Estive próximo do Rei Pelé entre 1993, quando o entrevistei para edição especial da maioridade da revista "Playboy", até 2001, quando nos afastamos porque, mal assessorado, topou fazer o que ficou conhecido como o "Pacto da Bola".

Ali, Edson Arantes do Nascimento se reconciliou com os cartolas da CBF, para romper menos de um ano depois. O mal estava feito e o acordo deu anos de oxigênio a Ricardo Teixeira, então em situação desesperadora.

Dado o afastamento, abdiquei de fazer a biografia do "Atleta do Século 20" e de lá para cá estive com ele duas vezes –uma no lançamento do filme "Pelé Eterno ", em 2004, e outra, em 2008, no Museu do Futebol.

A proximidade que mantivemos, ainda estreitada no período em que ele foi Ministro Extraordinário do Esporte no governo FHC, rendeu-me contratempos profissionais compreensíveis pela delicadeza em conciliar o jornalismo com a militância por um futebol mais limpo e moderno.

E criou laços de afeto, desses que nem o tempo destrói.

Um belo dia recebi um bilhete dele: "Irmãos também brigam. Uns perdoam, outros não".

Confesso que tive momentos de perguntar para mim mesmo quem eu pensava que era para ser duro com o Rei Pelé, um mito mundial badalado até pelos presidentes dos Estados Unidos.

Ele fazia com que constantemente eu lembrasse de meu pai, que sempre me dizia, quando ainda estudante intransigente: "Não exija dele mais do que ele faz em campo".

Se fora de campo Pelé continuasse sendo Pelé, não seria Pelé, seria Deus.

A entrevista concedida em 1993, em Cuenca, no Equador, onde ele estava para comentar a Copa América pela Globo, repercutiu internacionalmente, sendo replicada em não sei quantas edições de "Playboy" pelo mundo afora, além de ter sido a primeira vez que a revista brasileira repetiu um entrevistado. Pelé acusou corrupção na CBF.

O que estreitou nossa relação foi seu gesto, quando soube que seríamos ambos processados por Teixeira: "Processe só a mim porque o jornalista apenas reproduziu o que eu disse", afirmou.

O resto é história.

FHC queria que eu fosse secretário de Esportes de seu governo, sugeri Pelé como ministro e assim foi feito.

Até que houve o distanciamento.

Na última quarta-feira, no prédio desta Folha, o reencontrei.

Seu abraço inicial e suas palavras afetuosas nos recolocaram em nossos devidos lugares: o de súdito e o de majestade.

Sim, os anos passaram, não tenho mais 51 anos e o Rei tem 75.

Mantém o mesmo olhar, o mesmo sorriso, a mesma humildade, continua confundindo datas, nomes e situações, e segue generoso no trato com as pessoas.

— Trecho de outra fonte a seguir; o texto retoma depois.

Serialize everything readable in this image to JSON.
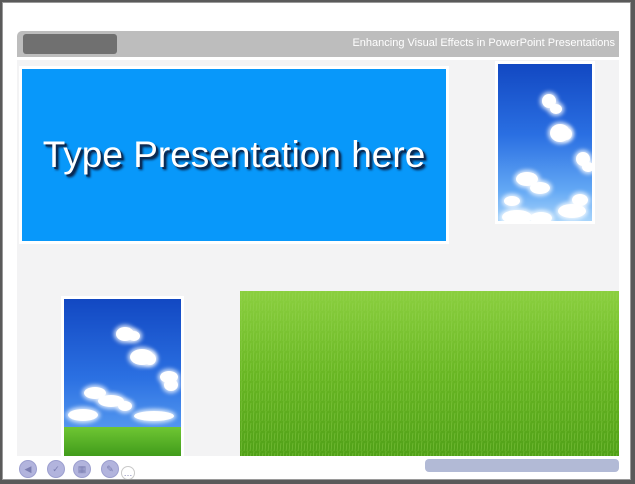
{
  "slide": {
    "header_title": "Enhancing Visual Effects in PowerPoint Presentations",
    "title_text": "Type Presentation here"
  },
  "colors": {
    "title_box": "#0898fa",
    "header_bar": "#bdbdbd",
    "header_tab": "#707070",
    "progress_pill": "#b2bad6",
    "nav_dot": "#b2b4dd"
  },
  "images": [
    "sky-clouds-photo",
    "sky-clouds-grass-photo",
    "grass-field-photo"
  ],
  "nav": {
    "buttons": [
      {
        "name": "previous-slide-icon",
        "glyph": "◀"
      },
      {
        "name": "next-slide-icon",
        "glyph": "✓"
      },
      {
        "name": "slides-grid-icon",
        "glyph": "▦"
      },
      {
        "name": "pen-tool-icon",
        "glyph": "✎"
      },
      {
        "name": "menu-icon",
        "glyph": "…"
      }
    ]
  }
}
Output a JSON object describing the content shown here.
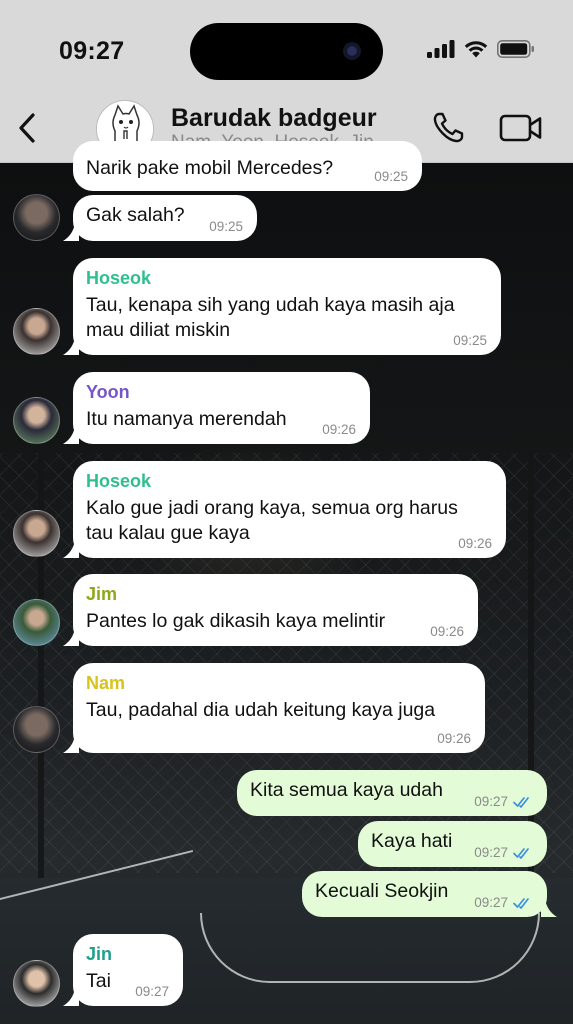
{
  "status_bar": {
    "time": "09:27"
  },
  "header": {
    "title": "Barudak badgeur",
    "subtitle": "Nam, Yoon, Hoseok, Jin..."
  },
  "messages": [
    {
      "type": "in",
      "text": "Narik pake mobil Mercedes?",
      "time": "09:25"
    },
    {
      "type": "in",
      "text": "Gak salah?",
      "time": "09:25"
    },
    {
      "type": "in",
      "sender": "Hoseok",
      "sender_color": "#2fbf8f",
      "lines": [
        "Tau, kenapa sih yang udah kaya masih aja",
        "mau diliat miskin"
      ],
      "time": "09:25"
    },
    {
      "type": "in",
      "sender": "Yoon",
      "sender_color": "#7755c9",
      "text": "Itu namanya merendah",
      "time": "09:26"
    },
    {
      "type": "in",
      "sender": "Hoseok",
      "sender_color": "#2fbf8f",
      "lines": [
        "Kalo gue jadi orang kaya, semua org harus",
        "tau kalau gue kaya"
      ],
      "time": "09:26"
    },
    {
      "type": "in",
      "sender": "Jim",
      "sender_color": "#8ca81c",
      "text": "Pantes lo gak dikasih kaya melintir",
      "time": "09:26"
    },
    {
      "type": "in",
      "sender": "Nam",
      "sender_color": "#d8c31a",
      "text": "Tau, padahal dia udah keitung kaya juga",
      "time": "09:26"
    },
    {
      "type": "out",
      "text": "Kita semua kaya udah",
      "time": "09:27"
    },
    {
      "type": "out",
      "text": "Kaya hati",
      "time": "09:27"
    },
    {
      "type": "out",
      "text": "Kecuali Seokjin",
      "time": "09:27"
    },
    {
      "type": "in",
      "sender": "Jin",
      "sender_color": "#1f9e8a",
      "text": "Tai",
      "time": "09:27"
    }
  ],
  "colors": {
    "header_bg": "#d9d9d9",
    "incoming_bubble": "#ffffff",
    "outgoing_bubble": "#e3fcd7",
    "read_ticks": "#3b8fe0"
  },
  "icons": [
    "back-chevron-icon",
    "signal-icon",
    "wifi-icon",
    "battery-icon",
    "phone-icon",
    "video-camera-icon",
    "double-check-icon"
  ]
}
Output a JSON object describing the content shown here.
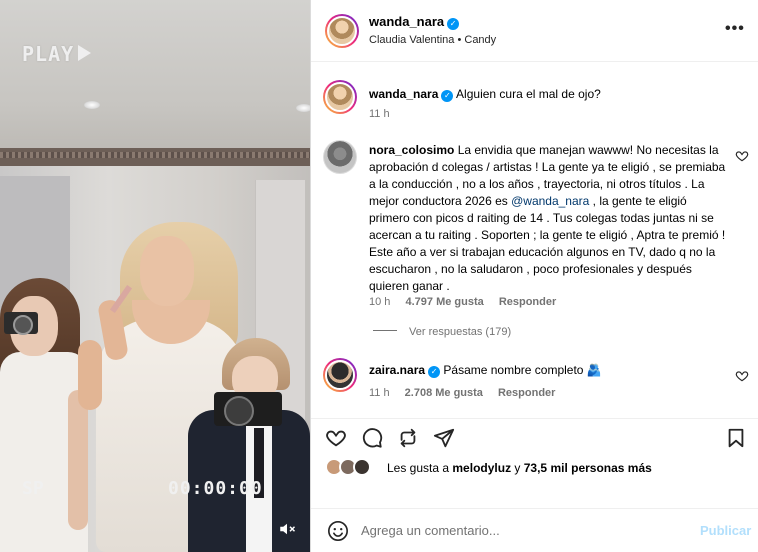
{
  "media": {
    "overlay_play": "PLAY",
    "overlay_sp": "SP",
    "overlay_timecode": "00:00:00"
  },
  "header": {
    "username": "wanda_nara",
    "subtitle": "Claudia Valentina • Candy",
    "more_icon": "more-horizontal-icon"
  },
  "caption": {
    "username": "wanda_nara",
    "text": "Alguien cura el mal de ojo?",
    "time": "11 h"
  },
  "comments": [
    {
      "username": "nora_colosimo",
      "text_before": "La envidia que manejan wawww! No necesitas la aprobación d colegas / artistas ! La gente ya te eligió , se premiaba a la conducción , no a los años , trayectoria, ni otros títulos . La mejor conductora 2026 es ",
      "mention": "@wanda_nara",
      "text_after": " , la gente te eligió primero con picos d raiting de 14 . Tus colegas todas juntas ni se acercan a tu raiting . Soporten ; la gente te eligió , Aptra te premió ! Este año a ver si trabajan educación algunos en TV, dado q no la escucharon , no la saludaron , poco profesionales y después quieren ganar .",
      "time": "10 h",
      "likes": "4.797 Me gusta",
      "reply": "Responder",
      "view_replies": "Ver respuestas (179)"
    },
    {
      "username": "zaira.nara",
      "text": "Pásame nombre completo",
      "emoji": "🫂",
      "time": "11 h",
      "likes": "2.708 Me gusta",
      "reply": "Responder"
    }
  ],
  "likes": {
    "prefix": "Les gusta a ",
    "user": "melodyluz",
    "middle": " y ",
    "count": "73,5 mil personas más"
  },
  "add_comment": {
    "placeholder": "Agrega un comentario...",
    "publish": "Publicar"
  },
  "colors": {
    "verified": "#0095f6",
    "mention": "#00376b",
    "publish_disabled": "#b2dffc",
    "meta_gray": "#737373"
  }
}
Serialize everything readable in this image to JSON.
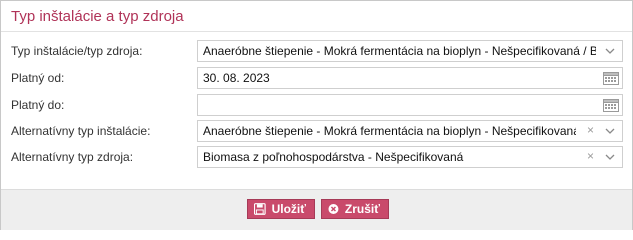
{
  "dialog": {
    "title": "Typ inštalácie a typ zdroja"
  },
  "form": {
    "fields": [
      {
        "label": "Typ inštalácie/typ zdroja:",
        "value": "Anaeróbne štiepenie - Mokrá fermentácia na bioplyn - Nešpecifikovaná / Bioplyn",
        "control": "select",
        "clearable": false
      },
      {
        "label": "Platný od:",
        "value": "30. 08. 2023",
        "control": "date"
      },
      {
        "label": "Platný do:",
        "value": "",
        "control": "date"
      },
      {
        "label": "Alternatívny typ inštalácie:",
        "value": "Anaeróbne štiepenie - Mokrá fermentácia na bioplyn - Nešpecifikovaná",
        "control": "select",
        "clearable": true
      },
      {
        "label": "Alternatívny typ zdroja:",
        "value": "Biomasa z poľnohospodárstva - Nešpecifikovaná",
        "control": "select",
        "clearable": true
      }
    ],
    "clear_glyph": "×",
    "icons": {
      "dropdown": "chevron-down-icon",
      "calendar": "calendar-icon",
      "save": "save-icon",
      "cancel": "cancel-icon"
    }
  },
  "footer": {
    "save_label": "Uložiť",
    "cancel_label": "Zrušiť"
  },
  "colors": {
    "accent": "#c94a6b",
    "title": "#b03358"
  }
}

Vê-lo de bengala, ainda em recuperação de recente cirurgia, depois de tê-lo visto fazer 1.281 gols –e ficar em pé, por mais de uma hora, para atender cerca de 120 funcionários no hotel em que estava hospedado antes de tomar posse como ministro, em 1995, deu-me a certeza de estar diante de alguém só humano, frágil, de carne e osso.

Embora com uma aura que raras vezes vi.

Além de transmitir a energia que o diferencia dos mortais.

É, foi um reencontro real. E feliz.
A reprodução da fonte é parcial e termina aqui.